In News2 MinutesBy NZ Trucking magazineAugust 5, 2022

The New Zealand Taxpayers’ Union is questioning the benefit of Waka Kotahi’s proposed research into ‘Māori experiences and expectations of the transport system in Aotearoa New Zealand’.

“Given the extraordinary spending that has gone on under this Government in the transport sector – with little to show for it – it is more important than ever that the agency employs restraint in their use of taxpayer dollars,” said New Zealand Taxpayers’ Union board member Casey Costello (Ngāpuhi).

“With inflation at a 32-year high, New Zealanders do not want to see their hard-earned taxes being spent on navel-gazing projects that will deliver no practical benefit to Māori or non-Māori.

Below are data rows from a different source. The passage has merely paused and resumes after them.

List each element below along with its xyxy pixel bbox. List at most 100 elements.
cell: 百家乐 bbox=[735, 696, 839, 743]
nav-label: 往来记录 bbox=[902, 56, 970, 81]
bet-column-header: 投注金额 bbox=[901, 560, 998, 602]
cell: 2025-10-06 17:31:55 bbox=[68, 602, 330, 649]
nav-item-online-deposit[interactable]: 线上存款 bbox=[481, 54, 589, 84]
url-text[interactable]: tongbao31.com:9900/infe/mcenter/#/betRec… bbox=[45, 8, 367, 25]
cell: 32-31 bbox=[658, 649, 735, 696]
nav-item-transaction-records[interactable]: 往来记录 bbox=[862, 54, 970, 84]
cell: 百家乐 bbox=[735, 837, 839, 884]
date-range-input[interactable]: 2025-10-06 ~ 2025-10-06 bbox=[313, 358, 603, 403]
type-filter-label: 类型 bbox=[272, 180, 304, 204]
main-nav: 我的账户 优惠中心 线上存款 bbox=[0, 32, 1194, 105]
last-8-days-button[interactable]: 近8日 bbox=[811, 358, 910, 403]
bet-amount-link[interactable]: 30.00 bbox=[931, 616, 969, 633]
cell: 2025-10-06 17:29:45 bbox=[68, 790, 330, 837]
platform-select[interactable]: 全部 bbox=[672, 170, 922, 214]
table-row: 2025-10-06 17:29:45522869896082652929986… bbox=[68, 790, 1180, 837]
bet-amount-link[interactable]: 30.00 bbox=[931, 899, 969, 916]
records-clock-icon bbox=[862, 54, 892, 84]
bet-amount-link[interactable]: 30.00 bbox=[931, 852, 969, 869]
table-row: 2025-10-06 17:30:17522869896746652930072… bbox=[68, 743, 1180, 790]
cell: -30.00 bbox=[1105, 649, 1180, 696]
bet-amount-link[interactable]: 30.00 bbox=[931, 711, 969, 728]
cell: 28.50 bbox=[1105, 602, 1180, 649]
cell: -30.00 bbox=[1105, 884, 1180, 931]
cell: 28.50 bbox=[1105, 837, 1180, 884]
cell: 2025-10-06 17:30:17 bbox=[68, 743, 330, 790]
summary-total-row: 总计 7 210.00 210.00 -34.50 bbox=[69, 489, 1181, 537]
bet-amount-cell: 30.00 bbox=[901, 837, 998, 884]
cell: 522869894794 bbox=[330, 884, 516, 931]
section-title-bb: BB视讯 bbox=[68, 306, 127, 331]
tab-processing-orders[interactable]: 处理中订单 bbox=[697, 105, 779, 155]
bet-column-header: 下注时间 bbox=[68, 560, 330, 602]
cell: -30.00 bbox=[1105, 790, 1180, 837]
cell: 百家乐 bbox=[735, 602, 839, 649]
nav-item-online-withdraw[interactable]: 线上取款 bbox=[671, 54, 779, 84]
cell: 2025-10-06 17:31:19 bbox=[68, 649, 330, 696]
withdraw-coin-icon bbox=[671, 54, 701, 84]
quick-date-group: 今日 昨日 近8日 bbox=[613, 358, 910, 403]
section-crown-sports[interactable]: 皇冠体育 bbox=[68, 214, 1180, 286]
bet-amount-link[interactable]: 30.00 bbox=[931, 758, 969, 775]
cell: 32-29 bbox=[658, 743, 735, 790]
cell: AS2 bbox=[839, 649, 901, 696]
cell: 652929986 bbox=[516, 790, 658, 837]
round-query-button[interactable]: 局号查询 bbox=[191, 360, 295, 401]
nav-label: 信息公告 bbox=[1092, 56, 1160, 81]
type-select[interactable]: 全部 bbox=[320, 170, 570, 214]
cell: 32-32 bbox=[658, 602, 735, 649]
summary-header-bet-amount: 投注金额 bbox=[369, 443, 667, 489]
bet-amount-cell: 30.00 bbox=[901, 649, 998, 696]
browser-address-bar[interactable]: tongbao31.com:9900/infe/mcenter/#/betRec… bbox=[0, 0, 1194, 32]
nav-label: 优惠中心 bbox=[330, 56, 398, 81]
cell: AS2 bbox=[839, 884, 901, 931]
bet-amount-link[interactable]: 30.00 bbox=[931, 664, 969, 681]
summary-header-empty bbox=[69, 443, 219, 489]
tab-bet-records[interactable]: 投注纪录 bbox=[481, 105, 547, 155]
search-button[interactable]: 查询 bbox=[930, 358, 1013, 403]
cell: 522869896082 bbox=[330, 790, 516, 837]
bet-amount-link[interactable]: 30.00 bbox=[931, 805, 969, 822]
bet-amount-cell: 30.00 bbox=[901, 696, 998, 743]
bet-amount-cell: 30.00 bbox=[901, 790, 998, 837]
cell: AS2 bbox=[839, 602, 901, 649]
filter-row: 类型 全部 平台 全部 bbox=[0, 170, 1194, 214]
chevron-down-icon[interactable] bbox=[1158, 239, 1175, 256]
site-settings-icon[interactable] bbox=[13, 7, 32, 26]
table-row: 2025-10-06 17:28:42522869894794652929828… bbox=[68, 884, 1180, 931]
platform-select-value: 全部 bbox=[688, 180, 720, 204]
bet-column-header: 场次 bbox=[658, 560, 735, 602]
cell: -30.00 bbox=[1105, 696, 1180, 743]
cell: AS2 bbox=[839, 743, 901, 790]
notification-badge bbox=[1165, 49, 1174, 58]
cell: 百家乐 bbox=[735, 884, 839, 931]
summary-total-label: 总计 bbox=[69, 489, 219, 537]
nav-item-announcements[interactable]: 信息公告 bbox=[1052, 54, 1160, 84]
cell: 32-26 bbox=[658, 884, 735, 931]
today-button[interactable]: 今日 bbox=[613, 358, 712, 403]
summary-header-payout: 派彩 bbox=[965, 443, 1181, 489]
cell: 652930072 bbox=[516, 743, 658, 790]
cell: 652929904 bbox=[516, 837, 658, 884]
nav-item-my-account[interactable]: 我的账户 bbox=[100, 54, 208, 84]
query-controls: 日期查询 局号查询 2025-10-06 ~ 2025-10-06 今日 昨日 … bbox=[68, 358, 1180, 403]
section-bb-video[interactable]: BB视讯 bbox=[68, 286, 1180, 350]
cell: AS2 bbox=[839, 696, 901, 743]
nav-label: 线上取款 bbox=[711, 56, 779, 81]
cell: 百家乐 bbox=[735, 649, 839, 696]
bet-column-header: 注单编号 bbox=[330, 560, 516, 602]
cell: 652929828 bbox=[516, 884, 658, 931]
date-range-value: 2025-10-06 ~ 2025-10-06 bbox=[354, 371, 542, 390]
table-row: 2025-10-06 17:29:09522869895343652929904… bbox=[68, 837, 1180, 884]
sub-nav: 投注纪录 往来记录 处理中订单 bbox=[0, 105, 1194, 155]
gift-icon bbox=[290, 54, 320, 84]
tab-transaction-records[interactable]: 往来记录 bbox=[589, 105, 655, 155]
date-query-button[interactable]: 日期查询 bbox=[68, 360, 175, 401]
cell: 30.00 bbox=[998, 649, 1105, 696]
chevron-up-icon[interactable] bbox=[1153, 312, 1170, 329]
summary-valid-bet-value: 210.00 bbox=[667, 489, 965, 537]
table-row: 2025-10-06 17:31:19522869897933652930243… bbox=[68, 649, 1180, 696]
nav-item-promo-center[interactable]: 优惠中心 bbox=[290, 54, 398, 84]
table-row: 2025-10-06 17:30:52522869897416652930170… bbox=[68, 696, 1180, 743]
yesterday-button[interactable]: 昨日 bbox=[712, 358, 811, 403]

“If any research into the diverse transport needs of New Zealanders can be justified, it should be by understanding geographic or income differences. An urban Māori earning $120,000 per year has a lot more transport needs in common with an urban non-Māori earning $120,000 than they do with Māori living in regional New Zealand on a much lower wage.”

Costello said the “wasteful” spending by the Government is only “pouring fuel on the fire of rapidly escalating inflation and the cost of living crisis”.

“Every spending decision made by Government agencies and departments should be scrutinised and justified. This particular project does not pass what should be an ever higher benchmark for what is appropriate public spending.”

The New Zealand Transport Agency has advertised for tenders for the research, which seeks to ask questions including:

  • How Māori perceive the transport system in Aotearoa (e.g., as a whole system, a set of infrastructure, a way to get from A to B or something that provides access to opportunity, etc) and why have these perceptions come about?
  • How are Māori responding to government priorities for transport, such as the road to zero strategy and mode shift?
  • What are Māori expectations and priorities for transport, now and in the short, medium, and long-term future?